I'm thinking about developing a system to perform highly parallel queries on nested (but tree-like) data. The potential users are data analysts (physicists, specifically), not programmers. For the user interface, I want to use a well-known query language to avoid proliferating new languages.
Most of the data would be structured like this (imagine the following schema for billions of event
structures):
event: struct
|
+--- timestamp: bigint
+--- missing energy: float
+--- tracks: array of struct
| |
| +--- momentum: float
| +--- theta angle: float
| +--- hits: array of struct
| |
| +--- detector id: int
| +--- charge: float
| +--- time: float
| +--- ...
+--- showers: array of struct
|
+--- ...
The database would be read-only, and most of the queries would be things like:
et cetera. What these queries have in common is that they all resolve to one scalar per event, though they delve into the arrays of structs to do it. They perform "reduce" like operations (generally fold
in Scala, aggregate
in Spark, DAF in SQL) across filtered, transformed subsets of those arrays. I could write them in Scala like this:
// missing check for when zero tracks passed filter!
{event => event.tracks // get list of tracks
.filter(abs(_.theta) < 2.4) // in theta range
.maxBy(_.hits.size) // take the one with the most hits
.momentum // return its momentum
}
{event => mean(
event.tracks // get list of tracks
.filter(_.momentum > 10) // in momentum range
.flatMap(_.hits) // explode to hits
.filter(_.time < 10) // in time range
.map(_.charge) // return their charges
)} // ... to the mean function
// again missing check for less than two tracks!
{event => val List(one, two) = // unpack and assign "one" and "two"

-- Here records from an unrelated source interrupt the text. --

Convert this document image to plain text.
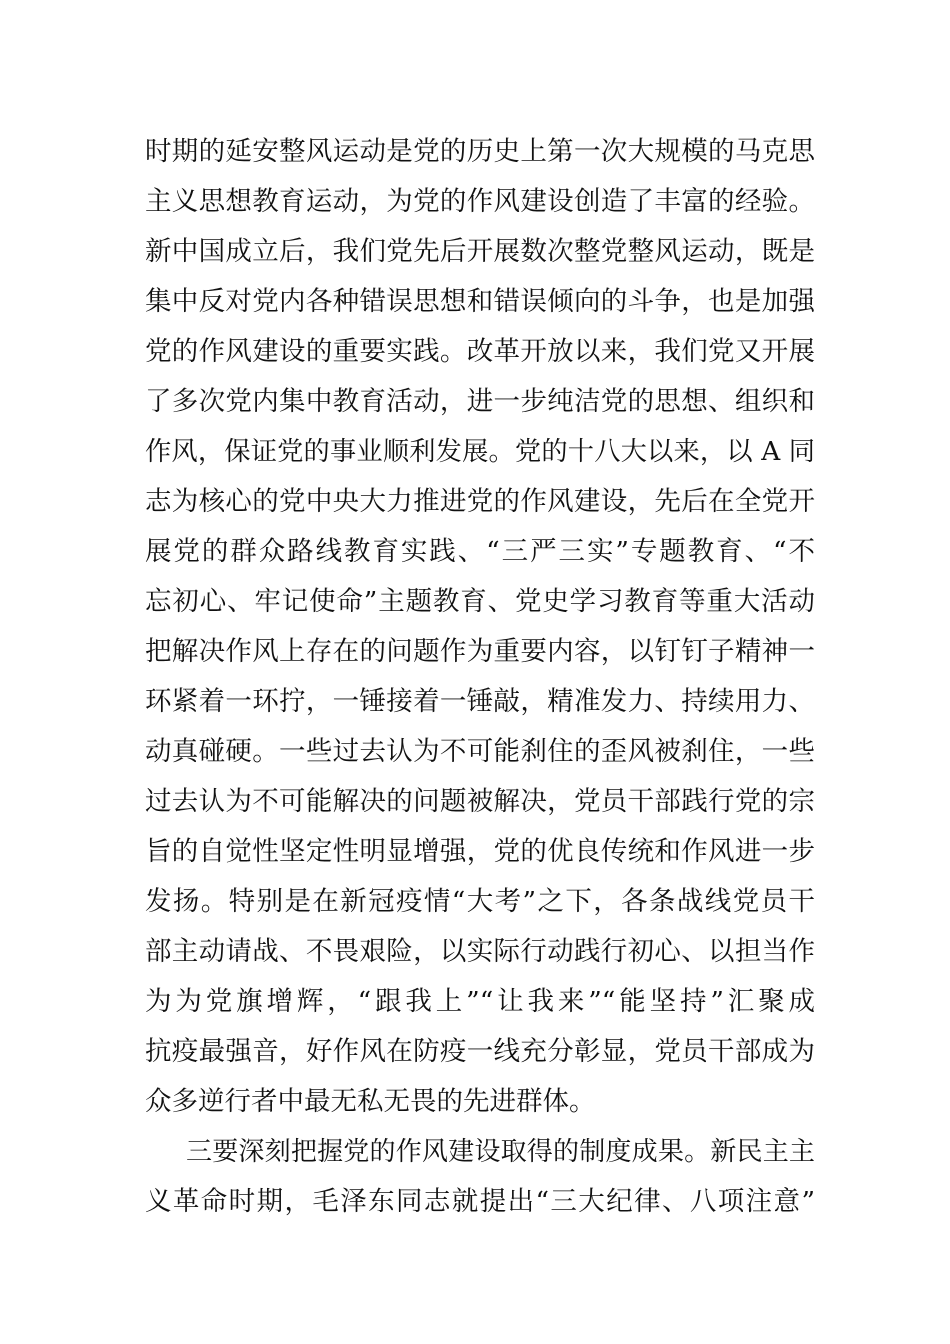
时期的延安整风运动是党的历史上第一次大规模的马克思
主义思想教育运动，为党的作风建设创造了丰富的经验。
新中国成立后，我们党先后开展数次整党整风运动，既是
集中反对党内各种错误思想和错误倾向的斗争，也是加强
党的作风建设的重要实践。改革开放以来，我们党又开展
了多次党内集中教育活动，进一步纯洁党的思想、组织和
作风，保证党的事业顺利发展。党的十八大以来，以 A 同
志为核心的党中央大力推进党的作风建设，先后在全党开
展党的群众路线教育实践、“三严三实”专题教育、“不
忘初心、牢记使命”主题教育、党史学习教育等重大活动
把解决作风上存在的问题作为重要内容，以钉钉子精神一
环紧着一环拧，一锤接着一锤敲，精准发力、持续用力、
动真碰硬。一些过去认为不可能刹住的歪风被刹住，一些
过去认为不可能解决的问题被解决，党员干部践行党的宗
旨的自觉性坚定性明显增强，党的优良传统和作风进一步
发扬。特别是在新冠疫情“大考”之下，各条战线党员干
部主动请战、不畏艰险，以实际行动践行初心、以担当作
为为党旗增辉，“跟我上”“让我来”“能坚持”汇聚成
抗疫最强音，好作风在防疫一线充分彰显，党员干部成为
众多逆行者中最无私无畏的先进群体。
三要深刻把握党的作风建设取得的制度成果。新民主主
义革命时期，毛泽东同志就提出“三大纪律、八项注意”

event.tracks // get list of tracks
.sortBy(_.momentum) // sort by momentum
.take(2) // take the first two
// now compute the weighted mean of structs "one" and "two"
(one.theta*one.momentum + two.theta*two.momentum) /
(one.momentum + two.momentum)
}
Why not just use Scala? My program is implemented in C and will run on GPUs. Whatever Scala I bring to it would be a reimplemented subset--- in other words, an invented language. (The same could be said for Haskell, Javascript, or other language that makes heavy use of functions as arguments.)
Also, these queries ought to be declarative. If I implement too much of a general purpose programming language, details like the order of function calls might become relevant.
Why not just use SQL? Is it possible to write queries like the above easily, such that they're readable by anyone other than the author? Queries like the above are the norm, not complex extremes.
SQL supports nested arrays of structs, but all the examples I can find of using that substructure are horrendously complicated. One has to explode the table of events into a table of tracks (or double-explode to get hits), and some complex accounting would be needed to unexplode and get back to one scalar per event.
I suppose I could use SQL with new functions like MAXIMAL(collection, function)
that return a struct from an array, similar to track[12]
but using the user-provided function as an objective function for maximizing, minimizing, finding the top/bottom N, etc. I don't think SQL supports passing functions as arguments. If I write an SQL that does, it would be non-standard.
Is there a widely used dialect of SQL that supports passing functions as arguments?
Or is there another declarative language I should consider?
I posted this in a comment earlier, but moving it here.
I'm with others on the use of a graph database. I'm not familiar with Neo4j queries, but I expect them to be capable. Similarly, SPARQL would work well for this kind of thing.
For the first query, a SPARQL query might look like:
PREFIX : <http://yournamespace.com/accelerator/> .
SELECT ?momentum (MAX(?hitcount) as ?maxhits)
WHERE {
SELECT ?momentum (COUNT(?hits) AS ?hitcount)
WHERE ?track :momentum ?momentum .
?track :theta ?theta .
FILTER (?theta > -2.4 AND ?theta < 2.4) .
?track :hits ?hits
GROUP BY ?track
}
GROUP BY ?momentum;
Identifiers have the : prefix on them because they need to be encoded as URIs. But that's an internal detail for moving to RDF (the data format for SPARQL databases).
The above query is doing sub-queries because you're looking to aggregate (on the count), and then aggregate again (with the max of the count). But you can see that it's all handled in an SQL-like way, and does not require post-processing.